Hilton, Nassau A
Thursday, March 27, 2014, 1:15 to 2:45pm
Organizers: Chriscinda C. Henry, McGill University, and Susannah Rutherglen, Gladys Kireble Delmas Foundation
Chair: Chriscinda C. Henry, McGill University
Speakers/Papers
"Concealed Flesh: Female Nudes inside Fifteenth-Century Florentine Chests"
While recent scholarship has examined the painted exteriors of wedding and betrothal chests, their interior decoration has not been extensively studied. This paper investigates female nudes on the inner lids of cassoni and forzerini, paying particular attention to concealment and display within the nuptial bedchamber. Created during the fifteenth century, these chests contained the clothing and jewelry a woman wore to adorn her body and attract her lover’s admiring gaze. Their insides, however, revealed an unadorned body, whose physical features exemplified the health and fertility necessary to create a new body, preferably of the male sex. This paper explores the interplay between these private nudes and the more public portrayals of Eve, particularly the pristine beauty of her prelapsarian body. It also examines the gradual movement of the reclining nude from interior lids to spalliere and then to large-scale panel paintings, analyzing the art of hiding and exposing feminine flesh.
"Private Delectation: Jacopo Zucchi’s Cabinet Paintings for Cardinal Ferdinando de’ Medici"
Cabinet paintings on copper are a specific class of painted object that had multiple functions but are not well defined by art historiography.

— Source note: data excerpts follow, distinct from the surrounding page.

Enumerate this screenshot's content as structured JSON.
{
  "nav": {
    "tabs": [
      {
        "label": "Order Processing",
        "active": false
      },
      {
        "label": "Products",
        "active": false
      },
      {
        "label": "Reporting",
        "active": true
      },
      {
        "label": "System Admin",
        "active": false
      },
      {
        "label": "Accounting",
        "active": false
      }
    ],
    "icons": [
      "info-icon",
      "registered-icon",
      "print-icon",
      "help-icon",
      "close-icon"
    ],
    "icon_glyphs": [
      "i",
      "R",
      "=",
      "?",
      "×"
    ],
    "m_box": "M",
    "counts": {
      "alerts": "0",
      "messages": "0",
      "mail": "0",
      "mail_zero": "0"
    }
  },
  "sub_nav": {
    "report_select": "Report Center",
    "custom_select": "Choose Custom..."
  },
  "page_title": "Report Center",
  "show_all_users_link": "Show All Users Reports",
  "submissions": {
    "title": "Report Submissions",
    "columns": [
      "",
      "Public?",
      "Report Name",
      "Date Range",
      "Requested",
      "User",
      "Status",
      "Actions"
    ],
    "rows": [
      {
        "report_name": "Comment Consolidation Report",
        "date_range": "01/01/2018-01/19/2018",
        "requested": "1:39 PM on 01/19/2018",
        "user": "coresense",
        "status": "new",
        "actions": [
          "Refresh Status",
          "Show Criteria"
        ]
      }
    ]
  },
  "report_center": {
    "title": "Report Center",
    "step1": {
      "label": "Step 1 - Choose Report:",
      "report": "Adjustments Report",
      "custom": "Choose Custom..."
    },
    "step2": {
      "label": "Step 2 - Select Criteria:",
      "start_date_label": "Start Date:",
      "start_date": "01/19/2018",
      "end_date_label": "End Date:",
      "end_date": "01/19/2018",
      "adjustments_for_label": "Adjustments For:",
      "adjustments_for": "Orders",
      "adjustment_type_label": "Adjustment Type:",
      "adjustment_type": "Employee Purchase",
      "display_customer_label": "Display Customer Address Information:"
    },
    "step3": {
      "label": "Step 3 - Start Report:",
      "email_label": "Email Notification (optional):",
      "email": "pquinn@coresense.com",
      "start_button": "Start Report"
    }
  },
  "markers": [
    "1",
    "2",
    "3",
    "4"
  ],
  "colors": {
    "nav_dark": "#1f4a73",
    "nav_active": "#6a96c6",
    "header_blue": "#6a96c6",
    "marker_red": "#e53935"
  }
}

These small and delicate pictures were displayed in private studioli and as elements of decorative art for pieces of furniture. They were highly appreciated by European connoisseurs, especially by the Roman cardinalate, but their meaning and function await further study. This paper explores a particularly intriguing example: the lost studiolo di noce of Ferdinando de’ Medici, decorated with eight small paintings by Jacopo Zucchi. I propose a reconstruction of the complex program, probably inspired by the studiolo of Francesco I in Florence, of this unique piece of furniture, one of Ferdinando’s masterpieces in the Villa Medici in Rome. I also consider it in relation to the rest of the decoration of the cardinal’s apartments and to the other sportelli painted by Jacopo Zucchi for the cardinal.
"Painting at the Threshold: Pictures for Doors in Renaissance Venice"
This paper focuses on a little explored genre of Venetian Renaissance domestic art, painted doors and shutters. Several of the city’s most notable artists created pictures for these liminal settings, which typically marked the boundary between two rooms or the enclosure of a substantial cabinet. Recently discovered documentary and technical evidence makes possible the identification of well-known easel paintings as original door ornaments. This investigation seeks to reconstruct the intended settings of these objects and to understand how their content relates to their placement and function. I argue that the paintings take up themes of passage and obstruction, privilege and exclusion, and concealment and revelation inherent in the concept of the doorway.